In a brilliant sweep of self-contradiction, I am actually a little bored upon having concluded my aforementioned news desk placement. There is simply too much spare time now. This strange repudiation of ‘spare time’ will be seen an unworthy complaint back at Cambridge. After surviving two years wriggling in its tight clutches, I know how warped our perspective on time becomes. If not prisoners to its pressure, heavy as an anchor dragging the weight of an ocean across the ocean floor, then we are held hostage to its hours. My bike basket was essentially a fully-stocked kitchen cupboard by exam term, snacking through a pot noodle at the traffic lights or finishing off a black coffee from a mug on the way to lectures. In any case, I made some grandiose poetic statements in my last column, such as being able to stare at a speck of dust for days and determine its symbolic secret whilst interpreting the concept of cracks, and unsurprisingly, clarification has been demanded. So with no more political articles to write, here's the chance to crawl into the cracks of time, ponder and prove the power of poetry.

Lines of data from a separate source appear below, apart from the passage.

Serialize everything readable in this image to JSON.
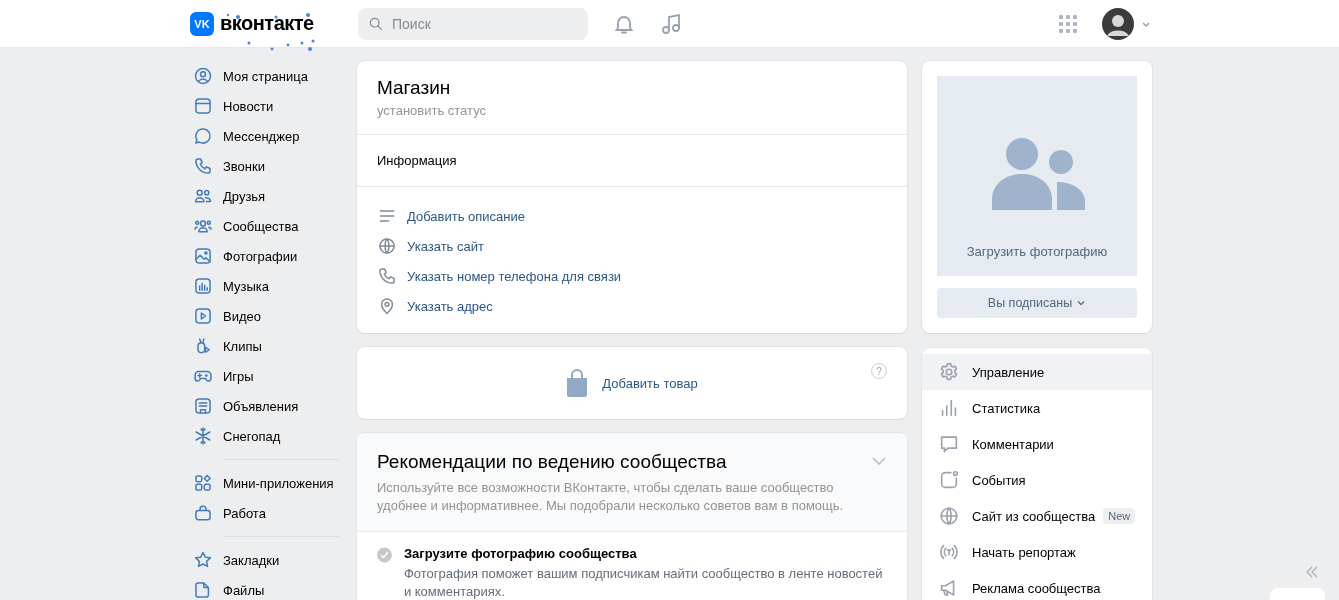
{
  "header": {
    "logo": {
      "mark": "VK",
      "name": "вконтакте"
    },
    "search": {
      "placeholder": "Поиск"
    }
  },
  "sidebar": {
    "groups": [
      [
        {
          "label": "Моя страница"
        },
        {
          "label": "Новости"
        },
        {
          "label": "Мессенджер"
        },
        {
          "label": "Звонки"
        },
        {
          "label": "Друзья"
        },
        {
          "label": "Сообщества"
        },
        {
          "label": "Фотографии"
        },
        {
          "label": "Музыка"
        },
        {
          "label": "Видео"
        },
        {
          "label": "Клипы"
        },
        {
          "label": "Игры"
        },
        {
          "label": "Объявления"
        },
        {
          "label": "Снегопад"
        }
      ],
      [
        {
          "label": "Мини-приложения"
        },
        {
          "label": "Работа"
        }
      ],
      [
        {
          "label": "Закладки"
        },
        {
          "label": "Файлы"
        }
      ]
    ]
  },
  "profile": {
    "title": "Магазин",
    "status": "установить статус",
    "section": "Информация",
    "links": [
      {
        "label": "Добавить описание"
      },
      {
        "label": "Указать сайт"
      },
      {
        "label": "Указать номер телефона для связи"
      },
      {
        "label": "Указать адрес"
      }
    ]
  },
  "products": {
    "action": "Добавить товар",
    "help": "?"
  },
  "recommendations": {
    "title": "Рекомендации по ведению сообщества",
    "description": "Используйте все возможности ВКонтакте, чтобы сделать ваше сообщество удобнее и информативнее. Мы подобрали несколько советов вам в помощь.",
    "items": [
      {
        "title": "Загрузите фотографию сообщества",
        "text": "Фотография поможет вашим подписчикам найти сообщество в ленте новостей и комментариях.",
        "done": false
      }
    ]
  },
  "photo": {
    "caption": "Загрузить фотографию",
    "button": "Вы подписаны"
  },
  "menu": [
    {
      "label": "Управление",
      "selected": true
    },
    {
      "label": "Статистика",
      "selected": false
    },
    {
      "label": "Комментарии",
      "selected": false
    },
    {
      "label": "События",
      "selected": false
    },
    {
      "label": "Сайт из сообщества",
      "selected": false,
      "badge": "New"
    },
    {
      "label": "Начать репортаж",
      "selected": false
    },
    {
      "label": "Реклама сообщества",
      "selected": false
    }
  ]
}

The reflection on dust came while waiting for a train at Montparnasse Station in Paris on a cold winter morning. There was a striking poetic whisper and beauty in its barbed wire. The way it marched its sharp bristles in menacing swirls, warning you not to come closer, and yet clung like a child to its cloak of dust, shivering in the morning mist. Its dull grey sparkled to silver in the sunlight, eerily still, in spite of the swarming crowds of people below hurried on by the shifting nature of time. In fact, dust was its trace, the trail of touches left behind, people embarking on journeys or waving last goodbyes: a catch-net for the memories we are desperate to cling onto. In the same breath, given that the average person creates a third of an ounce of dead skin each week, roughly corresponding to the weight of a car key, I do not deny that dust is definitely a grim concept. I dread to think how many microscopic dust mites are nibbling at my dead skin cells. In all honesty, I sweep dust away like any person conscious of cleanliness does. However, I make a religious point of clinging with all my bones, and belonging to the poetic perspective, it inspires a philosophy with which I lead my life.

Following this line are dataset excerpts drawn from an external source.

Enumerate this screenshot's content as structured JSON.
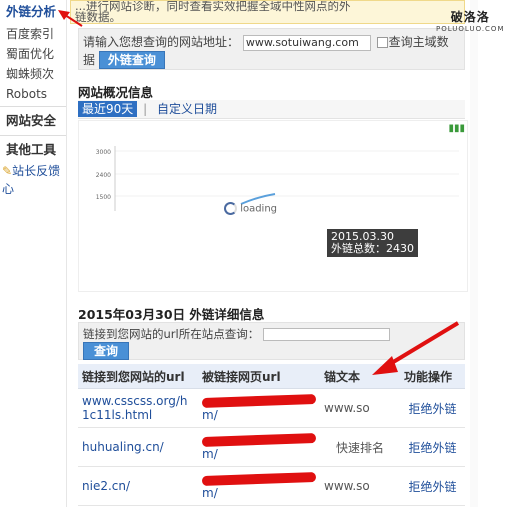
{
  "sidebar": {
    "active_head": "外链分析",
    "items": [
      "百度索引",
      "蜀面优化",
      "蜘蛛频次",
      "Robots"
    ],
    "sections": [
      "网站安全",
      "其他工具"
    ],
    "feedback": "站长反馈心"
  },
  "notice": {
    "line1": "...进行网站诊断，同时查看实效把握全域中性网点的外",
    "line2": "链数据。"
  },
  "query": {
    "label": "请输入您想查询的网站地址：",
    "url_value": "www.sotuiwang.com",
    "checkbox_label": "查询主域数",
    "label_cont": "据",
    "button": "外链查询"
  },
  "overview": {
    "title": "网站概况信息",
    "tab_active": "最近90天",
    "tab_divider": "|",
    "tab_custom": "自定义日期"
  },
  "chart_data": {
    "type": "line",
    "title": "",
    "xlabel": "",
    "ylabel": "",
    "y_ticks": [
      "3000",
      "2400",
      "1500"
    ],
    "series": [
      {
        "values": []
      }
    ],
    "tooltip_date": "2015.03.30",
    "tooltip_value_label": "外链总数：2430",
    "loading_text": "loading"
  },
  "detail": {
    "title": "2015年03月30日 外链详细信息",
    "search_label": "链接到您网站的url所在站点查询：",
    "search_button": "查询",
    "columns": [
      "链接到您网站的url",
      "被链接网页url",
      "锚文本",
      "功能操作"
    ],
    "rows": [
      {
        "source_url": "www.csscss.org/h1c11ls.html",
        "target_url": "www.sotuiwang.com/",
        "anchor": "www.so",
        "action": "拒绝外链"
      },
      {
        "source_url": "huhualing.cn/",
        "target_url": "www.sotuiwang.com/",
        "anchor": "快速排名",
        "action": "拒绝外链"
      },
      {
        "source_url": "nie2.cn/",
        "target_url": "www.sotuiwang.com/",
        "anchor": "www.so",
        "action": "拒绝外链"
      }
    ]
  },
  "watermark": {
    "cn": "破洛洛",
    "en": "POLUOLUO.COM"
  },
  "colors": {
    "accent": "#2e6fc2",
    "link": "#1f4e9a",
    "annotation_arrow": "#e01010",
    "notice_bg": "#fdf6d8"
  }
}
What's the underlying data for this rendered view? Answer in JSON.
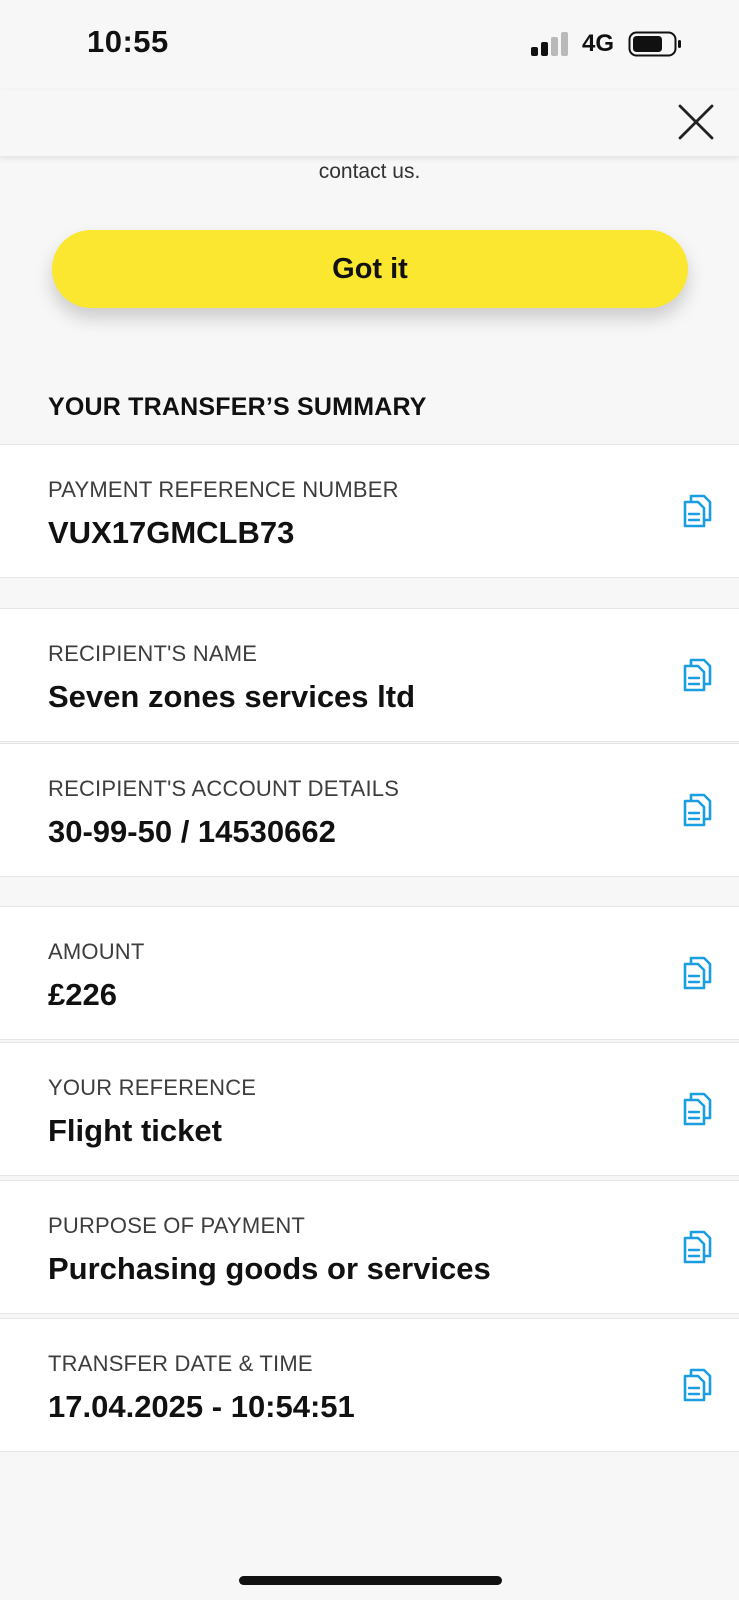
{
  "status_bar": {
    "time": "10:55",
    "network": "4G"
  },
  "notice": {
    "visible_text": "contact us."
  },
  "actions": {
    "got_it_label": "Got it"
  },
  "summary": {
    "heading": "YOUR TRANSFER’S SUMMARY",
    "items": [
      {
        "label": "PAYMENT REFERENCE NUMBER",
        "value": "VUX17GMCLB73"
      },
      {
        "label": "RECIPIENT'S NAME",
        "value": "Seven zones services ltd"
      },
      {
        "label": "RECIPIENT'S ACCOUNT DETAILS",
        "value": "30-99-50 / 14530662"
      },
      {
        "label": "AMOUNT",
        "value": "£226"
      },
      {
        "label": "YOUR REFERENCE",
        "value": "Flight ticket"
      },
      {
        "label": "PURPOSE OF PAYMENT",
        "value": "Purchasing goods or services"
      },
      {
        "label": "TRANSFER DATE & TIME",
        "value": "17.04.2025 - 10:54:51"
      }
    ]
  },
  "colors": {
    "accent_yellow": "#fbe72f",
    "copy_icon_blue": "#1a9ee2",
    "background": "#f7f7f7"
  },
  "icons": {
    "close": "close-icon",
    "copy": "copy-icon"
  }
}
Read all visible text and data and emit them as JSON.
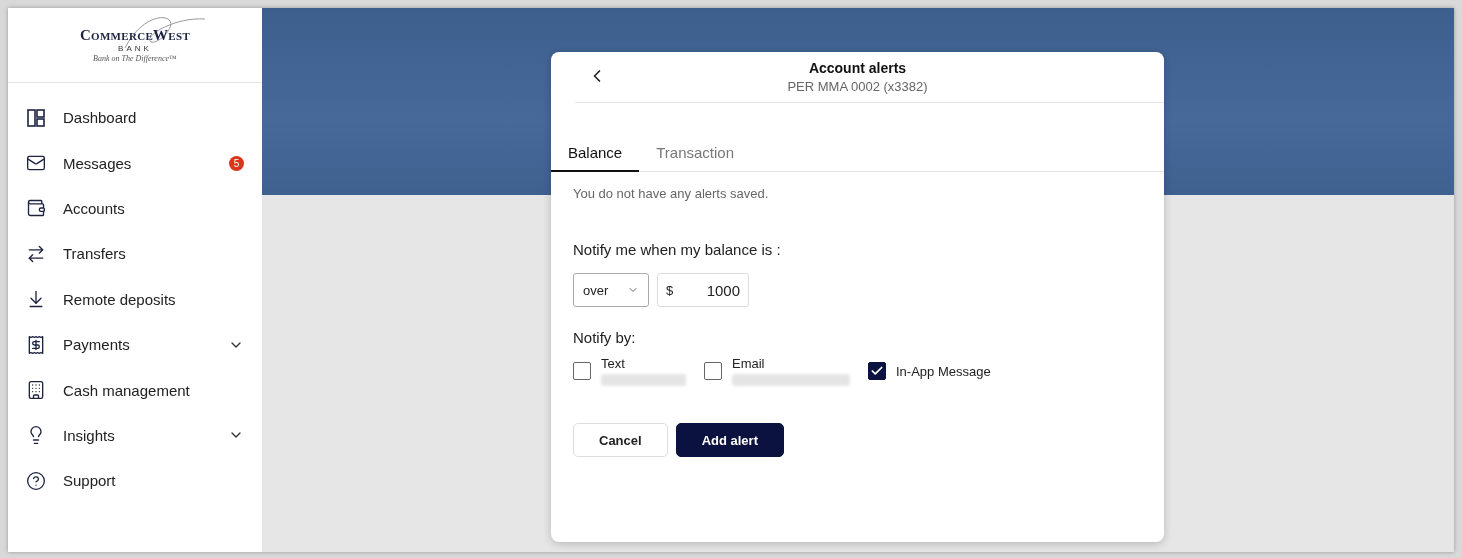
{
  "logo": {
    "name": "CommerceWest",
    "sub": "BANK",
    "tagline": "Bank on The Difference™"
  },
  "sidebar": {
    "items": [
      {
        "label": "Dashboard",
        "expandable": false
      },
      {
        "label": "Messages",
        "expandable": false,
        "badge": "5"
      },
      {
        "label": "Accounts",
        "expandable": false
      },
      {
        "label": "Transfers",
        "expandable": false
      },
      {
        "label": "Remote deposits",
        "expandable": false
      },
      {
        "label": "Payments",
        "expandable": true
      },
      {
        "label": "Cash management",
        "expandable": false
      },
      {
        "label": "Insights",
        "expandable": true
      },
      {
        "label": "Support",
        "expandable": false
      }
    ]
  },
  "dialog": {
    "title": "Account alerts",
    "subtitle": "PER MMA 0002 (x3382)",
    "tabs": [
      {
        "label": "Balance",
        "selected": true
      },
      {
        "label": "Transaction",
        "selected": false
      }
    ],
    "empty_message": "You do not have any alerts saved.",
    "condition_label": "Notify me when my balance is :",
    "condition": {
      "value": "over"
    },
    "amount": {
      "currency": "$",
      "value": "1000"
    },
    "notify_label": "Notify by:",
    "channels": [
      {
        "label": "Text",
        "checked": false,
        "redacted": true
      },
      {
        "label": "Email",
        "checked": false,
        "redacted": true
      },
      {
        "label": "In-App Message",
        "checked": true,
        "redacted": false
      }
    ],
    "buttons": [
      {
        "label": "Cancel",
        "kind": "secondary"
      },
      {
        "label": "Add alert",
        "kind": "primary"
      }
    ]
  }
}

Poetry is a pair of spectacles that brings the world into focus. If we can see value and beauty in the dusty smog that smothers, the cold mist that moulds grassy mounds with grubby hands and iron grey knuckles, hovering in the hollowed-out gaps that lag between its concrete peaks, yet delight in the dust we discover, then life will be endowed with a much more positive light. In brief, the world is not inherently beautiful, ugly, or evil; for the most part it is how we choose to project our interpretation.

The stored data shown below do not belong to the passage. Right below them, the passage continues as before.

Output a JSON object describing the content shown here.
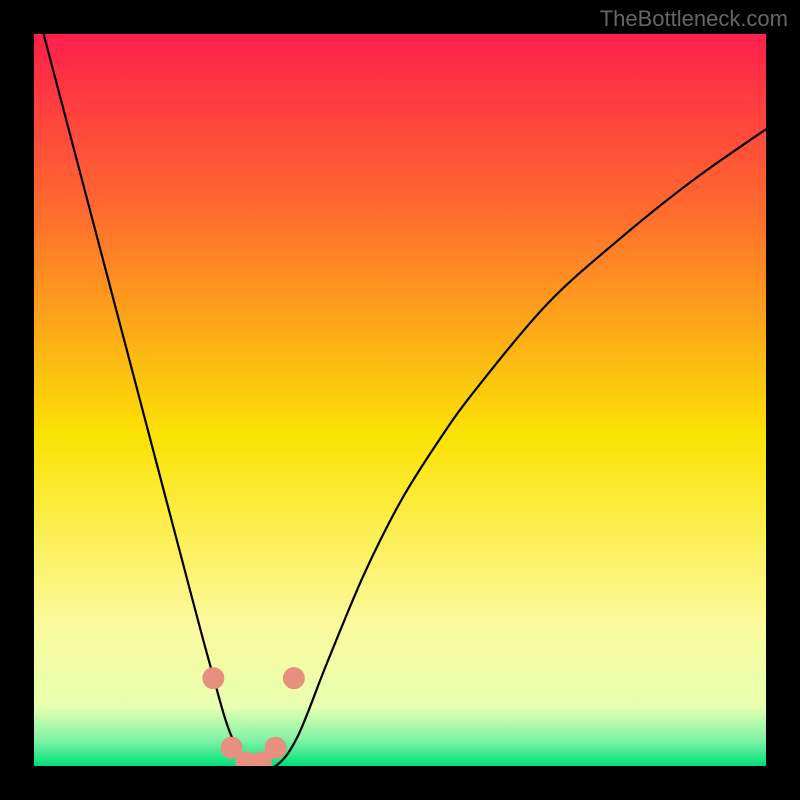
{
  "watermark": "TheBottleneck.com",
  "chart_data": {
    "type": "line",
    "title": "",
    "xlabel": "",
    "ylabel": "",
    "xlim": [
      0,
      100
    ],
    "ylim": [
      0,
      100
    ],
    "series": [
      {
        "name": "bottleneck-curve",
        "x": [
          0,
          5,
          10,
          15,
          20,
          24,
          27,
          30,
          33,
          36,
          40,
          45,
          50,
          55,
          60,
          70,
          80,
          90,
          100
        ],
        "y": [
          105,
          86,
          67,
          48,
          29,
          14,
          4,
          0,
          0,
          4,
          14,
          26,
          36,
          44,
          51,
          63,
          72,
          80,
          87
        ]
      }
    ],
    "markers": {
      "name": "highlight-dots",
      "color": "#e8907f",
      "x": [
        24.5,
        27,
        29,
        31,
        33,
        35.5
      ],
      "y": [
        12,
        2.5,
        0.5,
        0.5,
        2.5,
        12
      ]
    },
    "background_gradient": {
      "stops": [
        {
          "offset": 0.0,
          "color": "#ff1f4b"
        },
        {
          "offset": 0.25,
          "color": "#ff6e2d"
        },
        {
          "offset": 0.55,
          "color": "#fbe304"
        },
        {
          "offset": 0.8,
          "color": "#fcf99a"
        },
        {
          "offset": 0.92,
          "color": "#e6ffb0"
        },
        {
          "offset": 0.965,
          "color": "#7ef2a6"
        },
        {
          "offset": 1.0,
          "color": "#00e07a"
        }
      ]
    }
  }
}
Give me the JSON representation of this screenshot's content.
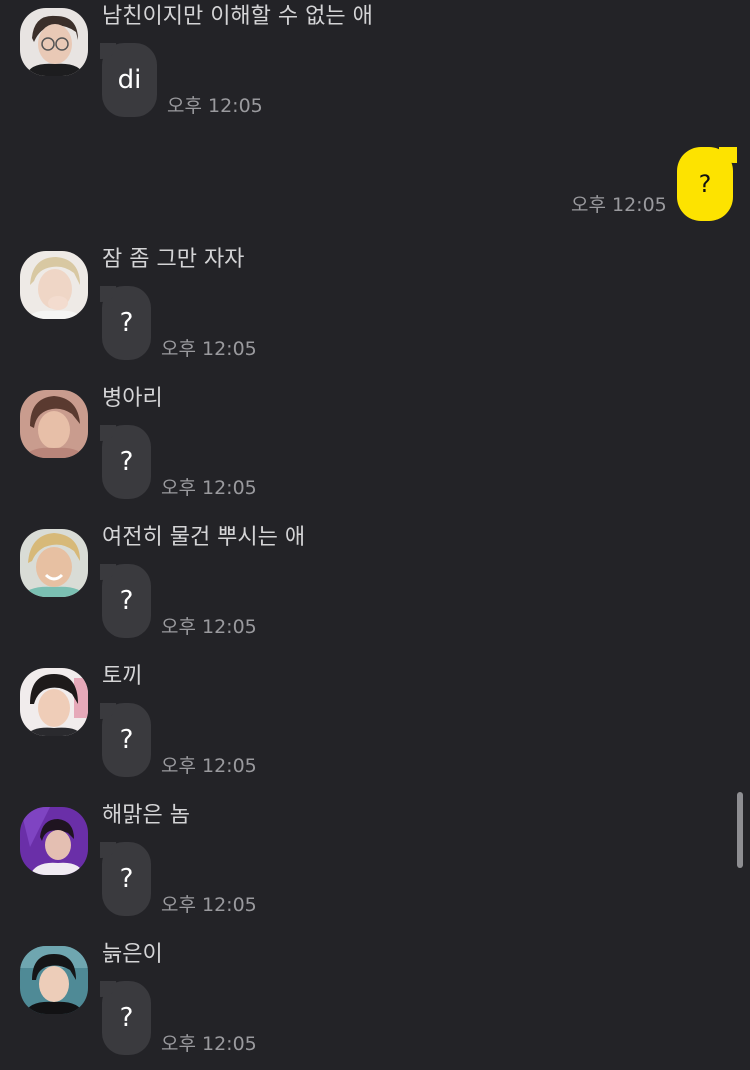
{
  "conversation": {
    "messages": [
      {
        "sender": "남친이지만 이해할 수 없는 애",
        "text": "di",
        "time": "오후 12:05",
        "avatar": "avatar-glasses-boy"
      },
      {
        "sender": "잠 좀 그만 자자",
        "text": "?",
        "time": "오후 12:05",
        "avatar": "avatar-blond-boy"
      },
      {
        "sender": "병아리",
        "text": "?",
        "time": "오후 12:05",
        "avatar": "avatar-brown-hair-boy"
      },
      {
        "sender": "여전히 물건 뿌시는 애",
        "text": "?",
        "time": "오후 12:05",
        "avatar": "avatar-smiling-blond-boy"
      },
      {
        "sender": "토끼",
        "text": "?",
        "time": "오후 12:05",
        "avatar": "avatar-black-hair-boy"
      },
      {
        "sender": "해맑은 놈",
        "text": "?",
        "time": "오후 12:05",
        "avatar": "avatar-purple-background-boy"
      },
      {
        "sender": "늙은이",
        "text": "?",
        "time": "오후 12:05",
        "avatar": "avatar-suit-boy"
      }
    ],
    "my_message": {
      "text": "?",
      "time": "오후 12:05"
    }
  },
  "colors": {
    "background": "#232327",
    "incoming_bubble": "#3a3a3e",
    "outgoing_bubble": "#fde300",
    "timestamp": "#9a9a9e"
  }
}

I am now on my year abroad in Paris. I was placed under the exchange scheme in a residence block in Belleville, the 11th district. While the literal translation of 'belle' and 'ville' corresponds to 'beautiful city', let's just say it falls very much short, especially when in comparison with the impressive architecture of Cambridge. It is grim, not quite disgusting, but definitely not the flower-boxes and balconies I naively had in mind eight months ago. In any case, one adjusts and learns to appreciate beauty wherever one can steal a slice. There's a gristle grey that runs through this city of love, subtle as the rats that scuttle after the metro has closed. Sometimes I fear that it will grow inside my heart, turn the meat bad, that its cold will creep inside my soul. However, believing in poetic value is not just proof that beauty can be practically anywhere but more that the human mind and its imaginative chamber can be an incredible positive life-changing force.